Powerhouse couple Elliott Wilson and Danyel Smith have cornered the market as leaders in the journalism game in their various stints. Their latest venture, HRDCVR, is an ambitious magazine project that will cover art, music, politics and much more with an academic and artistic slant.
Wilson and Smith launched a Kickstarter campaign for HRDCVR, using the crowdfunding route to both raise the necessary capital for production of the “book-shaped magazine” but also fostering a true sense of community. As with most similar campaigns, varying levels of contributions come with respective perks. HRDCVR‘s aim might appear packed on paper, but that’s exactly the effect the creative team is hoping to craft. Although the HRDCVR‘s “Issue 1nce” has been tagged with the theme “The Fight,” the scope of the project is essentially omnidirectional.

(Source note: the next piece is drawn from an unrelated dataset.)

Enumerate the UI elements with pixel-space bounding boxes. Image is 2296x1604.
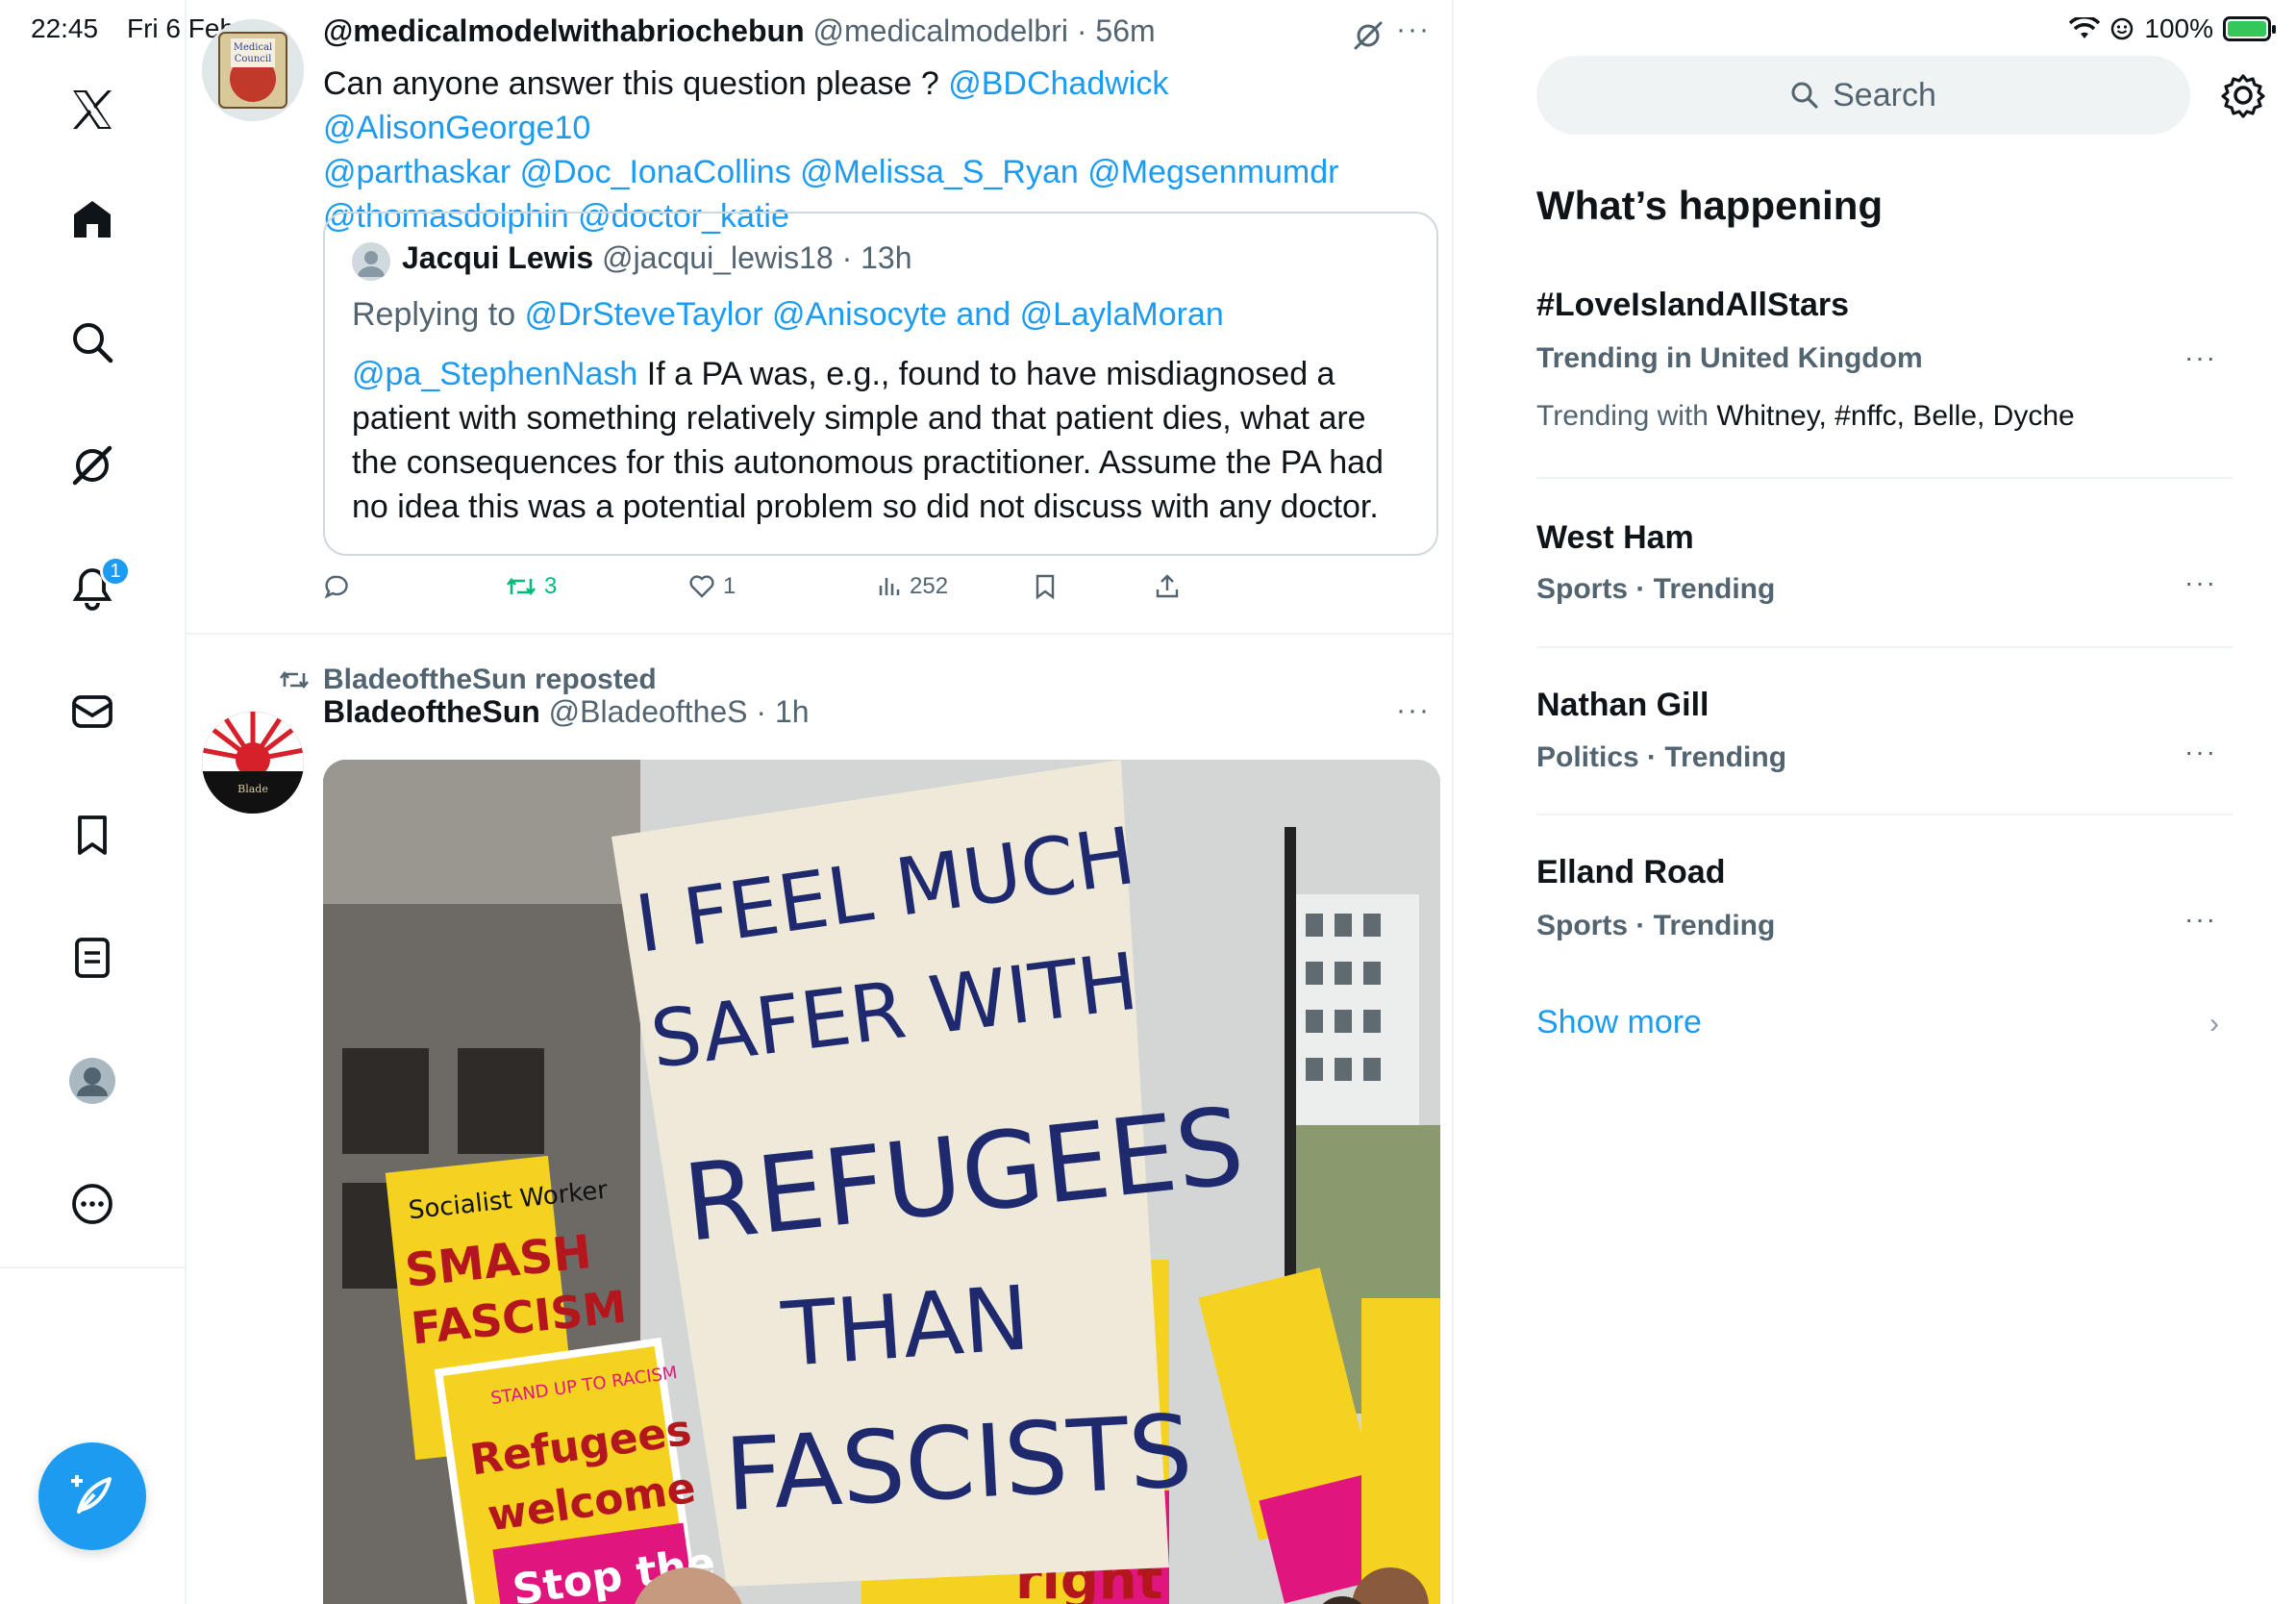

From HRDCVR‘s Kickstarter page:
We’re still sorting it. But we want it all within the same HRDCVR, existing on papers of the highest quality, with illustration and photography from artists traditional and non-traditional. We believe one can adore DJ Snake and Cloud Nothings and Gerardo Ortiz and NIcki Minaj and still want to get deep into how things are moving at the protests in Venezuela, want to know who the humans are behind the net neutrality battles, want to prep for the 2016 elections. Danyel and Elliott believe, as they always have, that the only way to cover the New Everyone is with teams that reflect it.
Hip-Hop Wired caught up with Wilson to get deeper details on HRDCVR, and to find out what readers can expect from the veteran journalists.
“We want HRDCVR to have an impact. When someone picks up the book, and sees that some issues will have an actual hardcover, we want them to walk away impressed with that,” said Wilson.
Wilson added, “Picking up a magazine, it’s mostly ads and little content. We want HRDCVR to be something you want to collect, put on your coffee table, you want to get on Instagram and social media to show the world you have a copy of this great and fresh product. We’re trying to create a moment. Along with Danyel, we’ve created magazines and movements in the past that thankfully gave people that moment. That’s what we’re aiming for with HRDCVR.”
Wilson and Smith hope to raise $150,000 to fund the HRDCVR project. Smith, currently a John S. Knight Journalism Fellow at Stanford University, has enlisted the assistance of her academic colleagues on the project as well.